President Barack Obama is resisting a congressional subpoena for documents related to how the administration responded to the revelation of the failed operation known as "Fast and Furious" on the U.S.- Mexican border. It has already turned over thousands of pages of documents about the operation itself.
Justice Department lawyer Ian Gershengorn told a hearing the matter was best left to the give-and-take of the U.S. government's two elected branches, the president and Congress, and should not be a matter for the courts.
"That is how it has worked for 225 years," said Gershengorn, referring to the ratification of the U.S. Constitution in 1788.
U.S. District Judge Amy Berman Jackson was skeptical and told Gershengorn, "There are three branches here, not just two." She did not say how she would rule, but questioned Gershengorn for more than twice as long as she did House of Representatives lawyer Kerry Kircher.
To my untutored eyes, it looks like there is ample precedent for courts forcing the executive branch to submit to congressional oversight. I am old enough to remember Watergate, in which documents and tape recordings were ordered turned over. And Ingram also notes more recent court precedent:
In a decision that now helps Republicans, U.S. District Judge John Bates ruled in 2008 that he did have the authority to enforce a subpoena by congressional Democrats in connection with the firing of nine U.S. attorneys.

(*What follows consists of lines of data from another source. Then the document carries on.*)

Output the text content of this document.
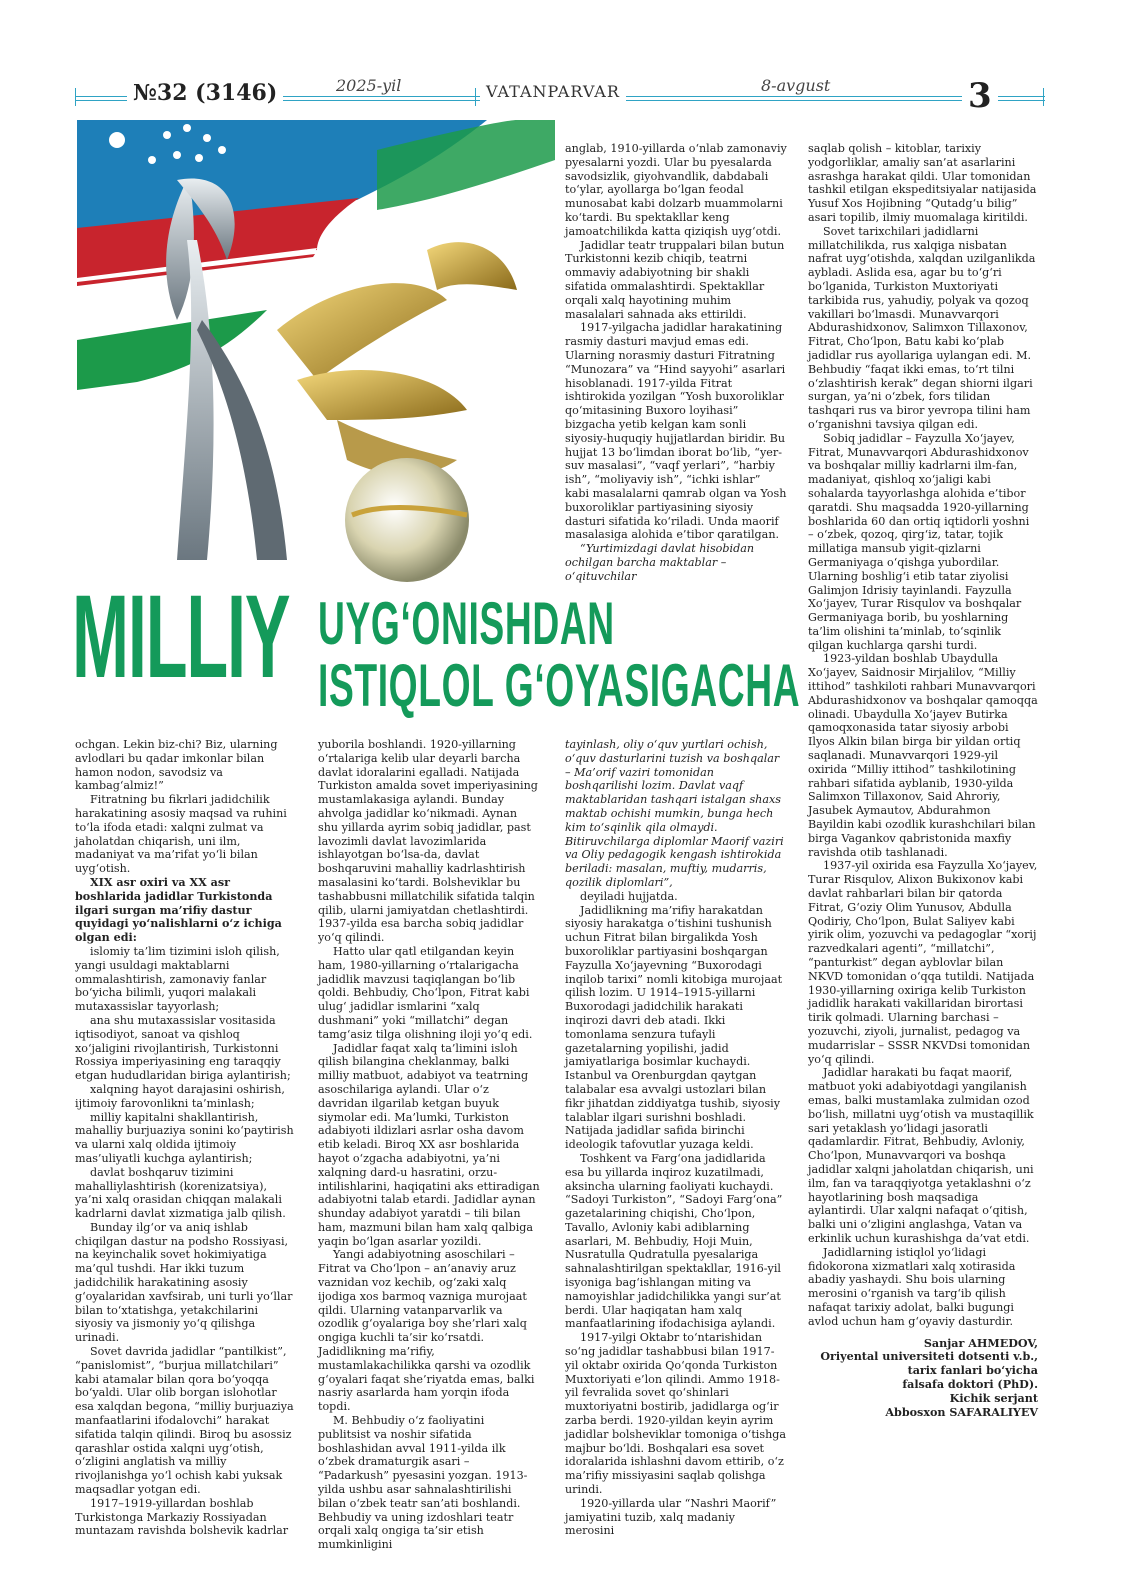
№32 (3146)	2025-yil	VATANPARVAR	8-avgust	3
MILLIY UYG‘ONISHDAN
ISTIQLOL G‘OYASIGACHA

anglab, 1910-yillarda o‘nlab zamonaviy pyesalarni yozdi. Ular bu pyesalarda savodsizlik, giyohvandlik, dabdabali to‘ylar, ayollarga bo‘lgan feodal munosabat kabi dolzarb muammolarni ko‘tardi. Bu spektakllar keng jamoatchilikda katta qiziqish uyg‘otdi.

Jadidlar teatr truppalari bilan butun Turkistonni kezib chiqib, teatrni ommaviy adabiyotning bir shakli sifatida ommalashtirdi. Spektakllar orqali xalq hayotining muhim masalalari sahnada aks ettirildi.

1917-yilgacha jadidlar harakatining rasmiy dasturi mavjud emas edi. Ularning norasmiy dasturi Fitratning “Munozara” va “Hind sayyohi” asarlari hisoblanadi. 1917-yilda Fitrat ishtirokida yozilgan “Yosh buxoroliklar qo‘mitasining Buxoro loyihasi” bizgacha yetib kelgan kam sonli siyosiy-huquqiy hujjatlardan biridir. Bu hujjat 13 bo‘limdan iborat bo‘lib, “yer-suv masalasi”, “vaqf yerlari”, “harbiy ish”, “moliyaviy ish”, “ichki ishlar” kabi masalalarni qamrab olgan va Yosh buxoroliklar partiyasining siyosiy dasturi sifatida ko‘riladi. Unda maorif masalasiga alohida e’tibor qaratilgan.

“Yurtimizdagi davlat hisobidan ochilgan barcha maktablar – o‘qituvchilar

ochgan. Lekin biz-chi? Biz, ularning avlodlari bu qadar imkonlar bilan hamon nodon, savodsiz va kambag‘almiz!”

Fitratning bu fikrlari jadidchilik harakatining asosiy maqsad va ruhini to‘la ifoda etadi: xalqni zulmat va jaholatdan chiqarish, uni ilm, madaniyat va ma’rifat yo‘li bilan uyg‘otish.

XIX asr oxiri va XX asr boshlarida jadidlar Turkistonda ilgari surgan ma’rifiy dastur quyidagi yo‘nalishlarni o‘z ichiga olgan edi:

islomiy ta’lim tizimini isloh qilish, yangi usuldagi maktablarni ommalashtirish, zamonaviy fanlar bo‘yicha bilimli, yuqori malakali mutaxassislar tayyorlash;

ana shu mutaxassislar vositasida iqtisodiyot, sanoat va qishloq xo‘jaligini rivojlantirish, Turkistonni Rossiya imperiyasining eng taraqqiy etgan hududlaridan biriga aylantirish;

xalqning hayot darajasini oshirish, ijtimoiy farovonlikni ta’minlash;

milliy kapitalni shakllantirish, mahalliy burjuaziya sonini ko‘paytirish va ularni xalq oldida ijtimoiy mas’uliyatli kuchga aylantirish;

davlat boshqaruv tizimini mahalliylashtirish (korenizatsiya), ya’ni xalq orasidan chiqqan malakali kadrlarni davlat xizmatiga jalb qilish.

Bunday ilg‘or va aniq ishlab chiqilgan dastur na podsho Rossiyasi, na keyinchalik sovet hokimiyatiga ma’qul tushdi. Har ikki tuzum jadidchilik harakatining asosiy g‘oyalaridan xavfsirab, uni turli yo‘llar bilan to‘xtatishga, yetakchilarini siyosiy va jismoniy yo‘q qilishga urinadi.

Sovet davrida jadidlar “pantilkist”, “panislomist”, “burjua millatchilari” kabi atamalar bilan qora bo‘yoqqa bo‘yaldi. Ular olib borgan islohotlar esa xalqdan begona, “milliy burjuaziya manfaatlarini ifodalovchi” harakat sifatida talqin qilindi. Biroq bu asossiz qarashlar ostida xalqni uyg‘otish, o‘zligini anglatish va milliy rivojlanishga yo‘l ochish kabi yuksak maqsadlar yotgan edi.

1917–1919-yillardan boshlab Turkistonga Markaziy Rossiyadan muntazam ravishda bolshevik kadrlar

yuborila boshlandi. 1920-yillarning o‘rtalariga kelib ular deyarli barcha davlat idoralarini egalladi. Natijada Turkiston amalda sovet imperiyasining mustamlakasiga aylandi. Bunday ahvolga jadidlar ko‘nikmadi. Aynan shu yillarda ayrim sobiq jadidlar, past lavozimli davlat lavozimlarida ishlayotgan bo‘lsa-da, davlat boshqaruvini mahalliy kadrlashtirish masalasini ko‘tardi. Bolsheviklar bu tashabbusni millatchilik sifatida talqin qilib, ularni jamiyatdan chetlashtirdi. 1937-yilda esa barcha sobiq jadidlar yo‘q qilindi.

Hatto ular qatl etilgandan keyin ham, 1980-yillarning o‘rtalarigacha jadidlik mavzusi taqiqlangan bo‘lib qoldi. Behbudiy, Cho‘lpon, Fitrat kabi ulug‘ jadidlar ismlarini “xalq dushmani” yoki “millatchi” degan tamg‘asiz tilga olishning iloji yo‘q edi.

Jadidlar faqat xalq ta’limini isloh qilish bilangina cheklanmay, balki milliy matbuot, adabiyot va teatrning asoschilariga aylandi. Ular o‘z davridan ilgarilab ketgan buyuk siymolar edi. Ma’lumki, Turkiston adabiyoti ildizlari asrlar osha davom etib keladi. Biroq XX asr boshlarida hayot o‘zgacha adabiyotni, ya’ni xalqning dard-u hasratini, orzu-intilishlarini, haqiqatini aks ettiradigan adabiyotni talab etardi. Jadidlar aynan shunday adabiyot yaratdi – tili bilan ham, mazmuni bilan ham xalq qalbiga yaqin bo‘lgan asarlar yozildi.

Yangi adabiyotning asoschilari – Fitrat va Cho‘lpon – an’anaviy aruz vaznidan voz kechib, og‘zaki xalq ijodiga xos barmoq vazniga murojaat qildi. Ularning vatanparvarlik va ozodlik g‘oyalariga boy she’rlari xalq ongiga kuchli ta’sir ko‘rsatdi. Jadidlikning ma’rifiy, mustamlakachilikka qarshi va ozodlik g‘oyalari faqat she’riyatda emas, balki nasriy asarlarda ham yorqin ifoda topdi.

M. Behbudiy o‘z faoliyatini publitsist va noshir sifatida boshlashidan avval 1911-yilda ilk o‘zbek dramaturgik asari – “Padarkush” pyesasini yozgan. 1913-yilda ushbu asar sahnalashtirilishi bilan o‘zbek teatr san’ati boshlandi. Behbudiy va uning izdoshlari teatr orqali xalq ongiga ta’sir etish mumkinligini

tayinlash, oliy o‘quv yurtlari ochish, o‘quv dasturlarini tuzish va boshqalar – Ma’orif vaziri tomonidan boshqarilishi lozim. Davlat vaqf maktablaridan tashqari istalgan shaxs maktab ochishi mumkin, bunga hech kim to‘sqinlik qila olmaydi. Bitiruvchilarga diplomlar Maorif vaziri va Oliy pedagogik kengash ishtirokida beriladi: masalan, muftiy, mudarris, qozilik diplomlari”,

deyiladi hujjatda.

Jadidlikning ma’rifiy harakatdan siyosiy harakatga o‘tishini tushunish uchun Fitrat bilan birgalikda Yosh buxoroliklar partiyasini boshqargan Fayzulla Xo‘jayevning “Buxorodagi inqilob tarixi” nomli kitobiga murojaat qilish lozim. U 1914–1915-yillarni Buxorodagi jadidchilik harakati inqirozi davri deb atadi. Ikki tomonlama senzura tufayli gazetalarning yopilishi, jadid jamiyatlariga bosimlar kuchaydi. Istanbul va Orenburgdan qaytgan talabalar esa avvalgi ustozlari bilan fikr jihatdan ziddiyatga tushib, siyosiy talablar ilgari surishni boshladi. Natijada jadidlar safida birinchi ideologik tafovutlar yuzaga keldi.

Toshkent va Farg‘ona jadidlarida esa bu yillarda inqiroz kuzatilmadi, aksincha ularning faoliyati kuchaydi. “Sadoyi Turkiston”, “Sadoyi Farg‘ona” gazetalarining chiqishi, Cho‘lpon, Tavallo, Avloniy kabi adiblarning asarlari, M. Behbudiy, Hoji Muin, Nusratulla Qudratulla pyesalariga sahnalashtirilgan spektakllar, 1916-yil isyoniga bag‘ishlangan miting va namoyishlar jadidchilikka yangi sur’at berdi. Ular haqiqatan ham xalq manfaatlarining ifodachisiga aylandi.

1917-yilgi Oktabr to‘ntarishidan so‘ng jadidlar tashabbusi bilan 1917-yil oktabr oxirida Qo‘qonda Turkiston Muxtoriyati e’lon qilindi. Ammo 1918-yil fevralida sovet qo‘shinlari muxtoriyatni bostirib, jadidlarga og‘ir zarba berdi. 1920-yildan keyin ayrim jadidlar bolsheviklar tomoniga o‘tishga majbur bo‘ldi. Boshqalari esa sovet idoralarida ishlashni davom ettirib, o‘z ma’rifiy missiyasini saqlab qolishga urindi.

1920-yillarda ular “Nashri Maorif” jamiyatini tuzib, xalq madaniy merosini

saqlab qolish – kitoblar, tarixiy yodgorliklar, amaliy san’at asarlarini asrashga harakat qildi. Ular tomonidan tashkil etilgan ekspeditsiyalar natijasida Yusuf Xos Hojibning “Qutadg‘u bilig” asari topilib, ilmiy muomalaga kiritildi.

Sovet tarixchilari jadidlarni millatchilikda, rus xalqiga nisbatan nafrat uyg‘otishda, xalqdan uzilganlikda aybladi. Aslida esa, agar bu to‘g‘ri bo‘lganida, Turkiston Muxtoriyati tarkibida rus, yahudiy, polyak va qozoq vakillari bo‘lmasdi. Munavvarqori Abdurashidxonov, Salimxon Tillaxonov, Fitrat, Cho‘lpon, Batu kabi ko‘plab jadidlar rus ayollariga uylangan edi. M. Behbudiy “faqat ikki emas, to‘rt tilni o‘zlashtirish kerak” degan shiorni ilgari surgan, ya’ni o‘zbek, fors tilidan tashqari rus va biror yevropa tilini ham o‘rganishni tavsiya qilgan edi.

Sobiq jadidlar – Fayzulla Xo‘jayev, Fitrat, Munavvarqori Abdurashidxonov va boshqalar milliy kadrlarni ilm-fan, madaniyat, qishloq xo‘jaligi kabi sohalarda tayyorlashga alohida e’tibor qaratdi. Shu maqsadda 1920-yillarning boshlarida 60 dan ortiq iqtidorli yoshni – o‘zbek, qozoq, qirg‘iz, tatar, tojik millatiga mansub yigit-qizlarni Germaniyaga o‘qishga yubordilar. Ularning boshlig‘i etib tatar ziyolisi Galimjon Idrisiy tayinlandi. Fayzulla Xo‘jayev, Turar Risqulov va boshqalar Germaniyaga borib, bu yoshlarning ta’lim olishini ta’minlab, to‘sqinlik qilgan kuchlarga qarshi turdi.

1923-yildan boshlab Ubaydulla Xo‘jayev, Saidnosir Mirjalilov, “Milliy ittihod” tashkiloti rahbari Munavvarqori Abdurashidxonov va boshqalar qamoqqa olinadi. Ubaydulla Xo‘jayev Butirka qamoqxonasida tatar siyosiy arbobi Ilyos Alkin bilan birga bir yildan ortiq saqlanadi. Munavvarqori 1929-yil oxirida “Milliy ittihod” tashkilotining rahbari sifatida ayblanib, 1930-yilda Salimxon Tillaxonov, Said Ahroriy, Jasubek Aymautov, Abdurahmon Bayildin kabi ozodlik kurashchilari bilan birga Vagankov qabristonida maxfiy ravishda otib tashlanadi.

1937-yil oxirida esa Fayzulla Xo‘jayev, Turar Risqulov, Alixon Bukixonov kabi davlat rahbarlari bilan bir qatorda Fitrat, G‘oziy Olim Yunusov, Abdulla Qodiriy, Cho‘lpon, Bulat Saliyev kabi yirik olim, yozuvchi va pedagoglar “xorij razvedkalari agenti”, “millatchi”, “panturkist” degan ayblovlar bilan NKVD tomonidan o‘qqa tutildi. Natijada 1930-yillarning oxiriga kelib Turkiston jadidlik harakati vakillaridan birortasi tirik qolmadi. Ularning barchasi – yozuvchi, ziyoli, jurnalist, pedagog va mudarrislar – SSSR NKVDsi tomonidan yo‘q qilindi.

Jadidlar harakati bu faqat maorif, matbuot yoki adabiyotdagi yangilanish emas, balki mustamlaka zulmidan ozod bo‘lish, millatni uyg‘otish va mustaqillik sari yetaklash yo‘lidagi jasoratli qadamlardir. Fitrat, Behbudiy, Avloniy, Cho‘lpon, Munavvarqori va boshqa jadidlar xalqni jaholatdan chiqarish, uni ilm, fan va taraqqiyotga yetaklashni o‘z hayotlarining bosh maqsadiga aylantirdi. Ular xalqni nafaqat o‘qitish, balki uni o‘zligini anglashga, Vatan va erkinlik uchun kurashishga da’vat etdi.

Jadidlarning istiqlol yo‘lidagi fidokorona xizmatlari xalq xotirasida abadiy yashaydi. Shu bois ularning merosini o‘rganish va targ‘ib qilish nafaqat tarixiy adolat, balki bugungi avlod uchun ham g‘oyaviy dasturdir.

Sanjar AHMEDOV,

Oriyental universiteti dotsenti v.b.,

tarix fanlari bo‘yicha

falsafa doktori (PhD).

Kichik serjant

Abbosxon SAFARALIYEV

We don't know what evidence exists in the trove that the Obama administration is hiding from Congress. Many conservatives suspect the worst, that this was a cynical operation designed to build pressure for more gun control legislation. Others suspect that Holder must have had to sign off on the program, since it involved cross-border operations in Mexico.
Whatever the hidden documents say, the Obama administration does not want us to find out.